Avant de débuter le Dakar 2019 au Pérou, Sébastien Loeb parle de ses ambitions et ses objectifs. La course se déroule du 7 au 17 janvier 2019.

 

On vous avait quitté l’année dernière sur un abandon et vous revoilà. L’envie était trop forte ?

“Quand j’ai fini l’an dernier… Ou plutôt, quand j’ai pas fini l’an dernier, l’envie n’était pas forcément là, je pensais à autre chose. Je savais que Peugeot arrêtait et moi, je ne cherchais pas une solution pour revenir. Et puis, le temps a passé et on ne retient que les bons souvenirs. Un jour, on se dit ‘tiens, pourquoi pas y retourner quand même?’. Et voilà…”

Ce Dakar 100% sable ne vous est pourtant pas favorable…

“C’est clair que, sur le papier, ce n’est pas un Dakar qui m’est favorable. Mais je viens avec un team privé, pour prendre du plaisir. Je me suis aussi dit qu’on n’avait pas souvent l’occasion de rouler dans des endroits comme ici. C’est des images qu’on retient même s’il y a des moments difficiles.
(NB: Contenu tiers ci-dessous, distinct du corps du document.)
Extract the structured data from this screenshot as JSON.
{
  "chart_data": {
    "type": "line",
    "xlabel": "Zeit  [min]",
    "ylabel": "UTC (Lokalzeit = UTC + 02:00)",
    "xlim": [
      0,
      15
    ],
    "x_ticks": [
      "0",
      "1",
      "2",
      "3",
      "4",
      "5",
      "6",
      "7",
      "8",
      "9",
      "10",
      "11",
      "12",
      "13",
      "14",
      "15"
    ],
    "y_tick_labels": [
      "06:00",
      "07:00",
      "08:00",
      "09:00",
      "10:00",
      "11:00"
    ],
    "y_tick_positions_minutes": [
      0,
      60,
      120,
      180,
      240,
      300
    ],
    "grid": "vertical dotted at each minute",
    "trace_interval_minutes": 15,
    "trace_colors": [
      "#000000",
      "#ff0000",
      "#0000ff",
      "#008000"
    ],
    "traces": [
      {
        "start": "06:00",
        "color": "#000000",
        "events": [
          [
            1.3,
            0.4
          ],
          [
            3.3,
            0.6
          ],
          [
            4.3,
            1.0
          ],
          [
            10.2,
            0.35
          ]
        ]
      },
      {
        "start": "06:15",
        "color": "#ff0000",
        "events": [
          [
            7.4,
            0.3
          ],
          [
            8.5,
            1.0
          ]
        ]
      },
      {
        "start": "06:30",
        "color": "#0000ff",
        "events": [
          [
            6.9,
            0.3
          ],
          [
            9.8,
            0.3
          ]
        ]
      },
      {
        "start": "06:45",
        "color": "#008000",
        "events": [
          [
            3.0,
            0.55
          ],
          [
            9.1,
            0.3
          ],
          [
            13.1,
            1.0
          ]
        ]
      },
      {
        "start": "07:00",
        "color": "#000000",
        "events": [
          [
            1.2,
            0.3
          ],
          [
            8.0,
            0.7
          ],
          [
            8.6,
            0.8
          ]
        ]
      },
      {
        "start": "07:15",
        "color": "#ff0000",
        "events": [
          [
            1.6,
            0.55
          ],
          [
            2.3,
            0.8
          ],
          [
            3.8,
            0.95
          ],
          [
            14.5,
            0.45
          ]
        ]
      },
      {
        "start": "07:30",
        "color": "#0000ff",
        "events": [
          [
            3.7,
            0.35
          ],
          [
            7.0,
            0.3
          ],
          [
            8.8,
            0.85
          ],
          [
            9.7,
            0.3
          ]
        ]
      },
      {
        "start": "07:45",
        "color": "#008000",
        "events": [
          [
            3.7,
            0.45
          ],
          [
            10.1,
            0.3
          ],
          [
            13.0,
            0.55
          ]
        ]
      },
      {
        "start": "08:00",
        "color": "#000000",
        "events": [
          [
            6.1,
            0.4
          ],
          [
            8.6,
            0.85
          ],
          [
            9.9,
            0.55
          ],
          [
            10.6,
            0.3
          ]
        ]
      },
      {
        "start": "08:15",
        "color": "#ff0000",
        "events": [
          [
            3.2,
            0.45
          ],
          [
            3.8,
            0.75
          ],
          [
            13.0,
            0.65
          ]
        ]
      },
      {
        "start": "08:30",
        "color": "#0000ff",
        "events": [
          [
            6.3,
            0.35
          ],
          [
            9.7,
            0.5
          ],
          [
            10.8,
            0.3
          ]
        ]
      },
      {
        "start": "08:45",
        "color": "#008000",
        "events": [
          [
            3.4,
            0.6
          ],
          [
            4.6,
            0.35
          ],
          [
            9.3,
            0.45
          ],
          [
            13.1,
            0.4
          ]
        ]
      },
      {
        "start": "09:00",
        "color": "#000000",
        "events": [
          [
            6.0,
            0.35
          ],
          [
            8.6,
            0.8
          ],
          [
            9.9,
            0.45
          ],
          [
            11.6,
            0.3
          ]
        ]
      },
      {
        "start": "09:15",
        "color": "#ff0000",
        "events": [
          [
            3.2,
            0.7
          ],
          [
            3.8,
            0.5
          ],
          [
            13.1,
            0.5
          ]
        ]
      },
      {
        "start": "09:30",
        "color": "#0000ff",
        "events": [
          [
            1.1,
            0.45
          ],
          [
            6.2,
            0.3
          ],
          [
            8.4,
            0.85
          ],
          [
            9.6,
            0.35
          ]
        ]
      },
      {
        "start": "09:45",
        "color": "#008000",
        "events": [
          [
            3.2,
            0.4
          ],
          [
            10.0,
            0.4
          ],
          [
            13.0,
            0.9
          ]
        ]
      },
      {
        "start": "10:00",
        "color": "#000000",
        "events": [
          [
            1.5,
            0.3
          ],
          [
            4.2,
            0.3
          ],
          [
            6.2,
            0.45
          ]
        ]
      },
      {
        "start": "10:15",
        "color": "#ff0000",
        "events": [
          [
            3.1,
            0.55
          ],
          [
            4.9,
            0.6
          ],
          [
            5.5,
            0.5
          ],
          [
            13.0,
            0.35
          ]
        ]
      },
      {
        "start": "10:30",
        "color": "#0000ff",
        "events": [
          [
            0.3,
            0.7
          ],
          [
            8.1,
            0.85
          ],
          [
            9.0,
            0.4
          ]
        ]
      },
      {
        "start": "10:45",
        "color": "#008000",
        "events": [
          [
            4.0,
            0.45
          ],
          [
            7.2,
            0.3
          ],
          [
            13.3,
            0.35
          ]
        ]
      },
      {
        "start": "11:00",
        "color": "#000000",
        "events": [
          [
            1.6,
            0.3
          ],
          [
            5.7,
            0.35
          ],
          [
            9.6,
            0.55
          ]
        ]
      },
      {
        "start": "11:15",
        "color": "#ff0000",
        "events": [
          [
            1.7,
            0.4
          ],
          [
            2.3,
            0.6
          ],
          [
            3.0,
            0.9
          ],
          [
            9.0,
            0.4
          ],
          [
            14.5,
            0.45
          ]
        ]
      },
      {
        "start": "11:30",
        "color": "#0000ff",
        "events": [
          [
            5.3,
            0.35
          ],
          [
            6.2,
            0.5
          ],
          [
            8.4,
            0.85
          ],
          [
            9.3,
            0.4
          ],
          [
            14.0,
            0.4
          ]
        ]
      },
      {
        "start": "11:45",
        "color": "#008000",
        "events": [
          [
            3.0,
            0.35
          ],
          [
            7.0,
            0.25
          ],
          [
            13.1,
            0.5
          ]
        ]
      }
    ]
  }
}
Je me suis dit que le faire en privé, c’était aussi une autre approche, différente, plus cool, plus détendue… Et ça me plaisait bien de repartager cette expérience avec Daniel (Elena, son copilote).”

Comment allez-vous approcher ce rallye-raid ?

“Je vais rouler comme je sais le faire. C’est un rallye compliqué pour nous car les dunes, ce n’est pas mon point fort. En navigation, on a fait des bons trucs mais on n’a pas l’expérience d’un Peterhansel ou d’un Cottret… On a acquis de l’expérience au fil des années et on n’a pas été ridicules l’an dernier sur les spéciales ici. L’objectif, c’est de faire mieux. Après, c’est toujours dur de faire un pronostic sur un rallye comme celui-là. Il va être compliqué, ça va se jouer plus sur le temps perdu que sur le chrono pur. Le temps qu’on perd à pelleter, à chercher un +waypoint+… ça va plus se jouer là dessus. Pas comme sur les premiers Dakars où ça partait sur des spéciales WRC et on faisait des écarts à plus d’une minute. Ce n’est pas le même esprit: je vais avoir plus de mal à exploiter mes qualités de pilote WRC mais on verra bien, on fera au mieux.”

Avec vous, Peterhansel, al-Attiyah, Despres, Roma, Sainz… il y a vraiment du beau monde.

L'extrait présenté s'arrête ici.